HPR Anatomy of a Fall (2023)

Movie review by Greg Carlson

Palme d’Or recipient “Anatomy of a Fall” is now enjoying an award-season victory tour, recently picking up Golden Globe wins for both screenplay and foreign language film as well as the National Board of Review’s prize for Best International Film. Oscar nominations should be forthcoming. Filmmaker Justine Triet, who wrote the script with partner and collaborator Arthur Harari, expertly uses the framework of the courtroom drama to explore the complex ways in which women are expected to sacrifice their own ambitions when managing marriage and children.

Triet has a powerful force in lead performer Sandra Hüller, whose equally valuable turn this past year in Jonathan Glazer’s “The Zone of Interest” signals the presence of a phenomenal talent building on the reputation of fearless characterizations like the one that anchored “Toni Erdmann.” Hüller’s Sandra Voyter is a novelist indicted for the death of her husband Samuel Maleski (Samuel Theis) after his body is found in the snow underneath the upper window of their mountain chalet in the south of France. Discovered by their visually-impaired son Daniel (Milo Machado Graner), Samuel’s corpse indicates a head wound that occurred prior to hitting the ground. The intrigue accelerates.

A sharp-eyed storyteller, Triet deftly juggles the circumstantial details that raise eyebrows as Sandra labors to prove her innocence. All sorts of genre tropes are layered, one by one, to cast doubt on the woman’s claim that she did not push her husband from a deadly height. Along with the curious pre-fall injury, Sandra contends with blood spatter theories, an inconvenient digital recording of a fight between her and Samuel, a bruise on her arm, and – in a touch that recalls “Basic Instinct” and other sources – fictionalized thoughts built into Sandra’s most recent book that make her look awfully guilty.

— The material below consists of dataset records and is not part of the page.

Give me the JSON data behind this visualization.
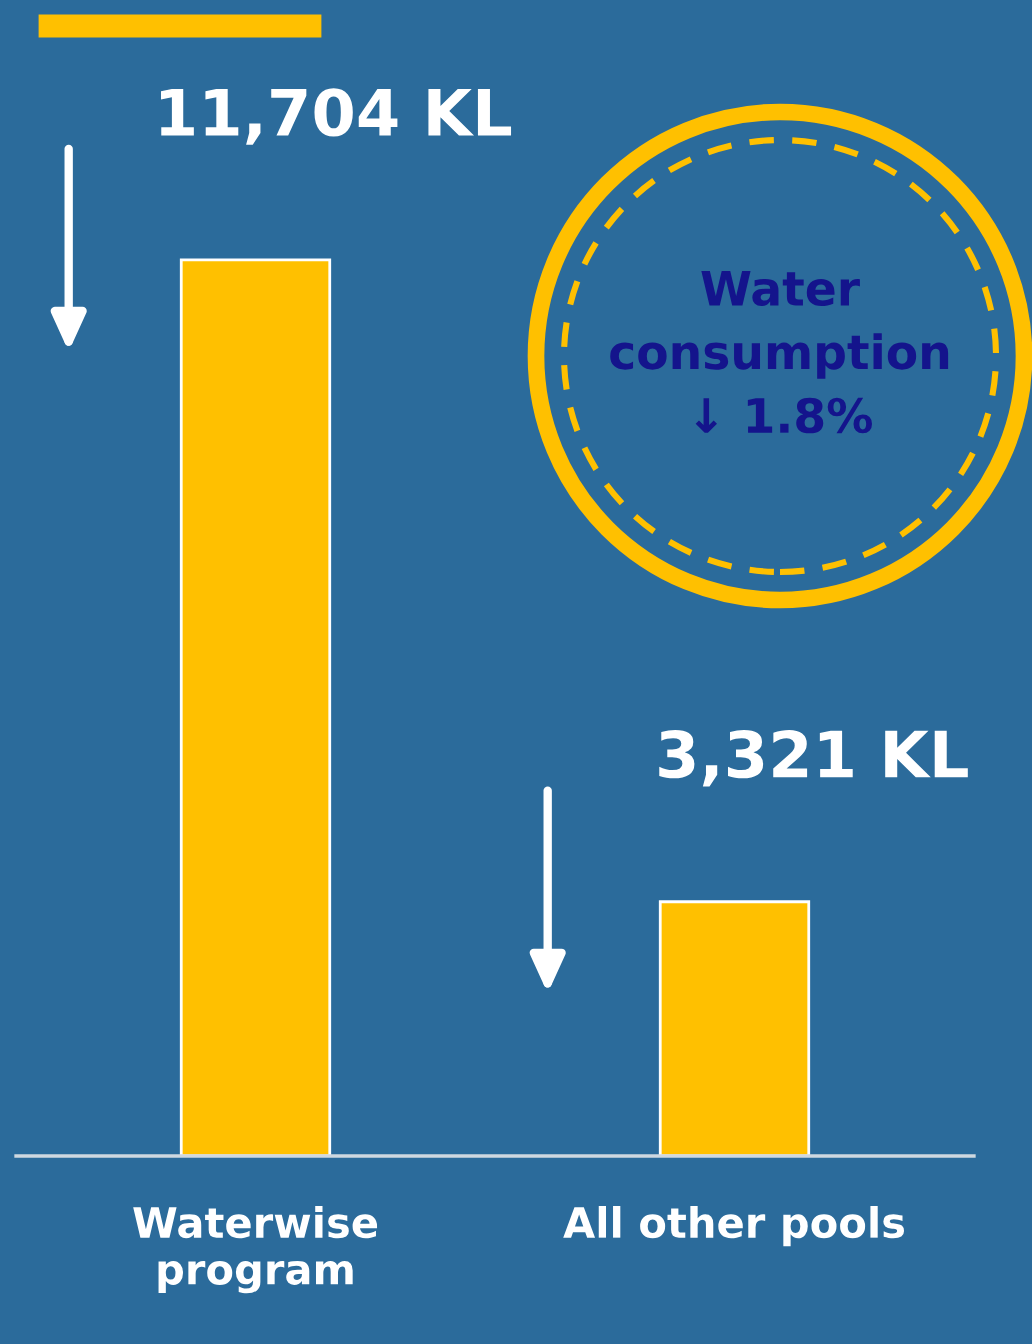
{
  "chart_data": {
    "type": "bar",
    "categories": [
      "Waterwise\nprogram",
      "All other pools"
    ],
    "values": [
      11704,
      3321
    ],
    "value_labels": [
      "11,704 KL",
      "3,321 KL"
    ],
    "color": "#ffc000",
    "ylim": [
      0,
      15100
    ],
    "tick_labels": "x",
    "grid": false,
    "annotations": [
      "Water\nconsumption\n↓ 1.8%"
    ]
  }
}
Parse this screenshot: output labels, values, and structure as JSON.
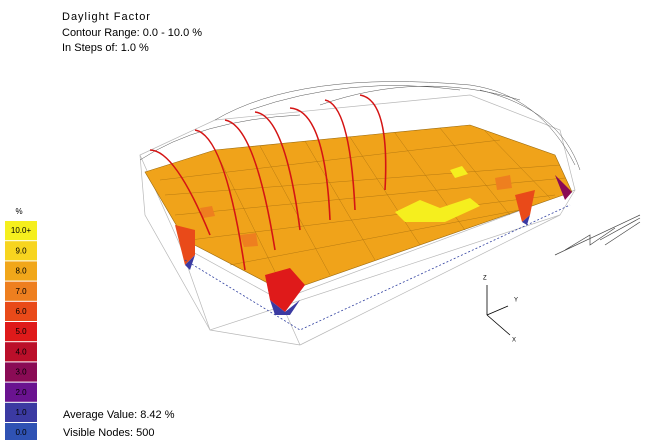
{
  "header": {
    "title": "Daylight Factor",
    "range": "Contour Range: 0.0 - 10.0 %",
    "steps": "In Steps of: 1.0 %"
  },
  "legend": {
    "unit": "%",
    "items": [
      {
        "label": "10.0+",
        "color": "#f5ef1e",
        "text_color": "#000000"
      },
      {
        "label": "9.0",
        "color": "#f7d51f",
        "text_color": "#000000"
      },
      {
        "label": "8.0",
        "color": "#f1a71a",
        "text_color": "#000000"
      },
      {
        "label": "7.0",
        "color": "#ee7f1f",
        "text_color": "#000000"
      },
      {
        "label": "6.0",
        "color": "#e94a19",
        "text_color": "#000000"
      },
      {
        "label": "5.0",
        "color": "#df1a1a",
        "text_color": "#000000"
      },
      {
        "label": "4.0",
        "color": "#bb0f2a",
        "text_color": "#000000"
      },
      {
        "label": "3.0",
        "color": "#8a0b55",
        "text_color": "#000000"
      },
      {
        "label": "2.0",
        "color": "#6a1390",
        "text_color": "#000000"
      },
      {
        "label": "1.0",
        "color": "#3b3aa2",
        "text_color": "#000000"
      },
      {
        "label": "0.0",
        "color": "#2f52b4",
        "text_color": "#000000"
      }
    ]
  },
  "axes": {
    "z": "Z",
    "y": "Y",
    "x": "X"
  },
  "footer": {
    "average": "Average Value: 8.42 %",
    "nodes": "Visible Nodes: 500"
  }
}
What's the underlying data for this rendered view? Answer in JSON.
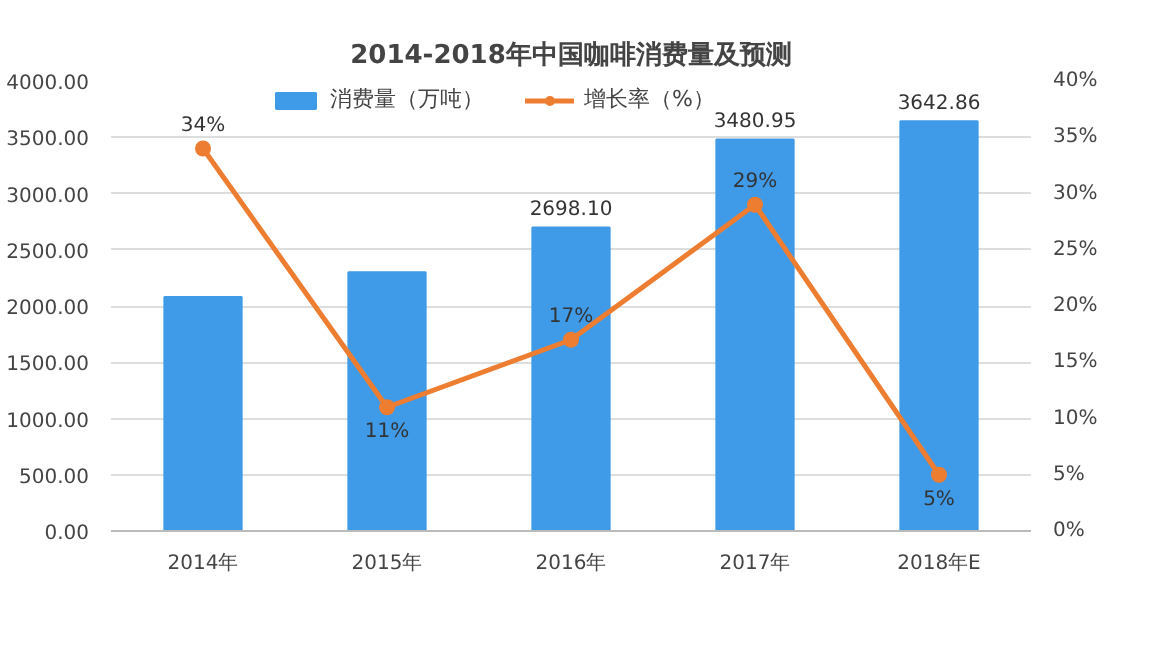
{
  "chart_data": {
    "type": "bar",
    "title": "2014-2018年中国咖啡消费量及预测",
    "categories": [
      "2014年",
      "2015年",
      "2016年",
      "2017年",
      "2018年E"
    ],
    "series": [
      {
        "name": "消费量（万吨）",
        "type": "bar",
        "color": "#3f9ae8",
        "values": [
          2080,
          2300,
          2698.1,
          3480.95,
          3642.86
        ],
        "value_labels": [
          null,
          null,
          "2698.10",
          "3480.95",
          "3642.86"
        ]
      },
      {
        "name": "增长率（%）",
        "type": "line",
        "axis": "y2",
        "color": "#ed7d31",
        "values": [
          34,
          11,
          17,
          29,
          5
        ],
        "value_labels": [
          "34%",
          "11%",
          "17%",
          "29%",
          "5%"
        ]
      }
    ],
    "ylim": [
      0,
      4000
    ],
    "yticks": [
      {
        "value": 0,
        "label": "0.00"
      },
      {
        "value": 500,
        "label": "500.00"
      },
      {
        "value": 1000,
        "label": "1000.00"
      },
      {
        "value": 1500,
        "label": "1500.00"
      },
      {
        "value": 2000,
        "label": "2000.00"
      },
      {
        "value": 2500,
        "label": "2500.00"
      },
      {
        "value": 3000,
        "label": "3000.00"
      },
      {
        "value": 3500,
        "label": "3500.00"
      },
      {
        "value": 4000,
        "label": "4000.00"
      }
    ],
    "y2lim": [
      0,
      40
    ],
    "y2ticks": [
      {
        "value": 0,
        "label": "0%"
      },
      {
        "value": 5,
        "label": "5%"
      },
      {
        "value": 10,
        "label": "10%"
      },
      {
        "value": 15,
        "label": "15%"
      },
      {
        "value": 20,
        "label": "20%"
      },
      {
        "value": 25,
        "label": "25%"
      },
      {
        "value": 30,
        "label": "30%"
      },
      {
        "value": 35,
        "label": "35%"
      },
      {
        "value": 40,
        "label": "40%"
      }
    ],
    "grid": "y",
    "legend": "top",
    "marker": "circle",
    "line_style": "solid"
  }
}
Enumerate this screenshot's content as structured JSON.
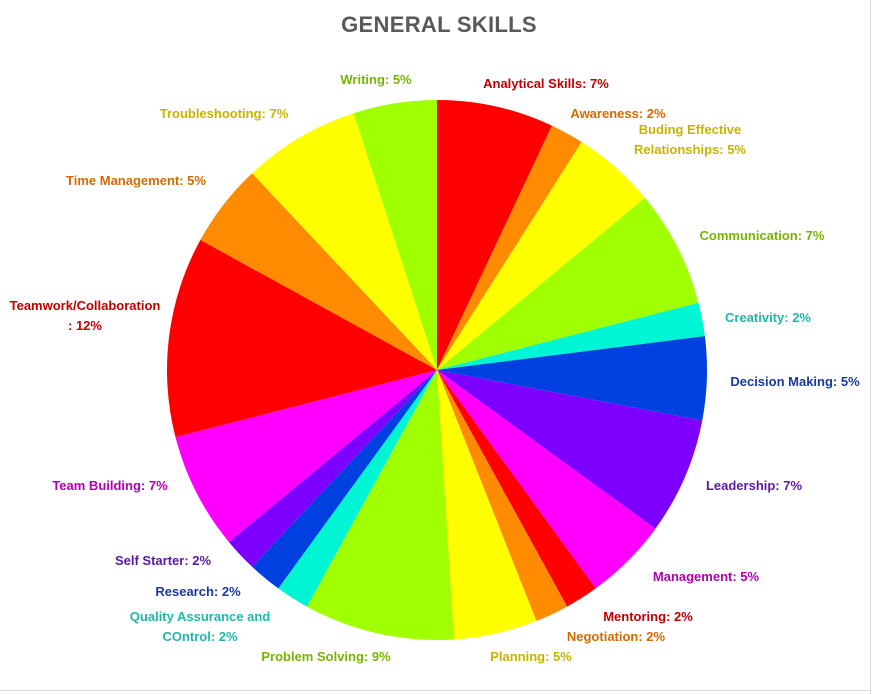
{
  "chart_data": {
    "type": "pie",
    "title": "GENERAL SKILLS",
    "slices": [
      {
        "label": "Analytical Skills: 7%",
        "value": 7,
        "color": "#ff0000",
        "label_color": "#c00000"
      },
      {
        "label": "Awareness: 2%",
        "value": 2,
        "color": "#ff8c00",
        "label_color": "#d46a00"
      },
      {
        "label": "Buding Effective Relationships: 5%",
        "value": 5,
        "color": "#ffff00",
        "label_color": "#c8b400"
      },
      {
        "label": "Communication: 7%",
        "value": 7,
        "color": "#a0ff00",
        "label_color": "#78b400"
      },
      {
        "label": "Creativity: 2%",
        "value": 2,
        "color": "#00f5d4",
        "label_color": "#1fb8a8"
      },
      {
        "label": "Decision Making: 5%",
        "value": 5,
        "color": "#0040e0",
        "label_color": "#1a3a9c"
      },
      {
        "label": "Leadership: 7%",
        "value": 7,
        "color": "#7d00ff",
        "label_color": "#5a1aa0"
      },
      {
        "label": "Management: 5%",
        "value": 5,
        "color": "#ff00ff",
        "label_color": "#b000b0"
      },
      {
        "label": "Mentoring: 2%",
        "value": 2,
        "color": "#ff0000",
        "label_color": "#c00000"
      },
      {
        "label": "Negotiation: 2%",
        "value": 2,
        "color": "#ff8c00",
        "label_color": "#d46a00"
      },
      {
        "label": "Planning: 5%",
        "value": 5,
        "color": "#ffff00",
        "label_color": "#c8b400"
      },
      {
        "label": "Problem Solving: 9%",
        "value": 9,
        "color": "#a0ff00",
        "label_color": "#78b400"
      },
      {
        "label": "Quality Assurance and COntrol: 2%",
        "value": 2,
        "color": "#00f5d4",
        "label_color": "#1fb8a8"
      },
      {
        "label": "Research: 2%",
        "value": 2,
        "color": "#0040e0",
        "label_color": "#1a3a9c"
      },
      {
        "label": "Self Starter: 2%",
        "value": 2,
        "color": "#7d00ff",
        "label_color": "#5a1aa0"
      },
      {
        "label": "Team Building: 7%",
        "value": 7,
        "color": "#ff00ff",
        "label_color": "#b000b0"
      },
      {
        "label": "Teamwork/Collaboration : 12%",
        "value": 12,
        "color": "#ff0000",
        "label_color": "#c00000"
      },
      {
        "label": "Time Management: 5%",
        "value": 5,
        "color": "#ff8c00",
        "label_color": "#d46a00"
      },
      {
        "label": "Troubleshooting: 7%",
        "value": 7,
        "color": "#ffff00",
        "label_color": "#c8b400"
      },
      {
        "label": "Writing: 5%",
        "value": 5,
        "color": "#a0ff00",
        "label_color": "#78b400"
      }
    ],
    "start_angle_deg": 0,
    "direction": "clockwise",
    "legend": "none",
    "data_labels": "outside"
  }
}
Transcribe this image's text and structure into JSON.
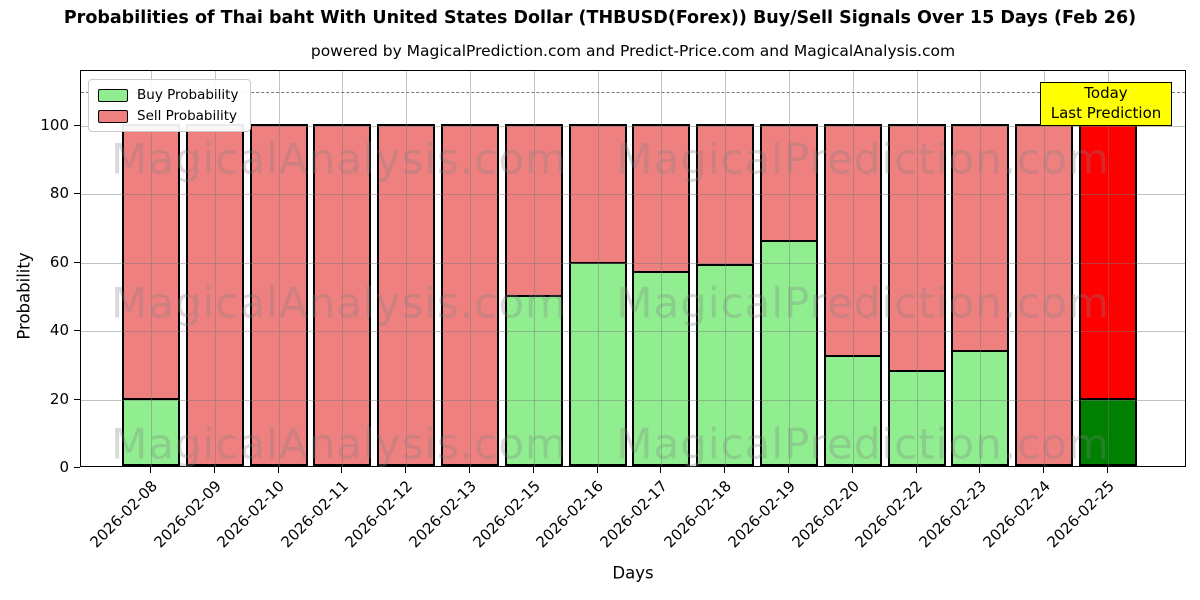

The inherent conflict of prosecution versus defense has too often been used as an easy chassis for novels, films, and TV shows; there are so many more bad courtroom-based stories than the handful of masterworks that have stood the test of time. Triet and Harari do better than most, showing the viewer so many compelling moments outside the legal proceedings. The death of Samuel may have been instantaneous, but the decay of the relationship he shared with Sandra took a long time. One of Triet’s triumphs is her refusal to compromise Sandra’s integrity in the face of the unfair and implicit accusations that share the same space as the explicit charge.

In her interview with Triet for “The New Yorker,” Alexandra Schwartz rhetorically asks exactly what components – other than murder – make up the accusations against Sandra: “ … neglecting [Samuel] for her work; flirting with other women; having ambition; being a foreigner, a mother, a writer, [and] an unreadable, unrepentant woman.” The themes of gender roles and expectations emerge as the film’s most powerful angle, and Triet has a great deal to say on the subjects. As a title, “Anatomy of a Fall” suggests multiple meanings. And the filmmaker relishes the charged back-and-forth of the exchanges that continually force the viewer to reevaluate what we think we know.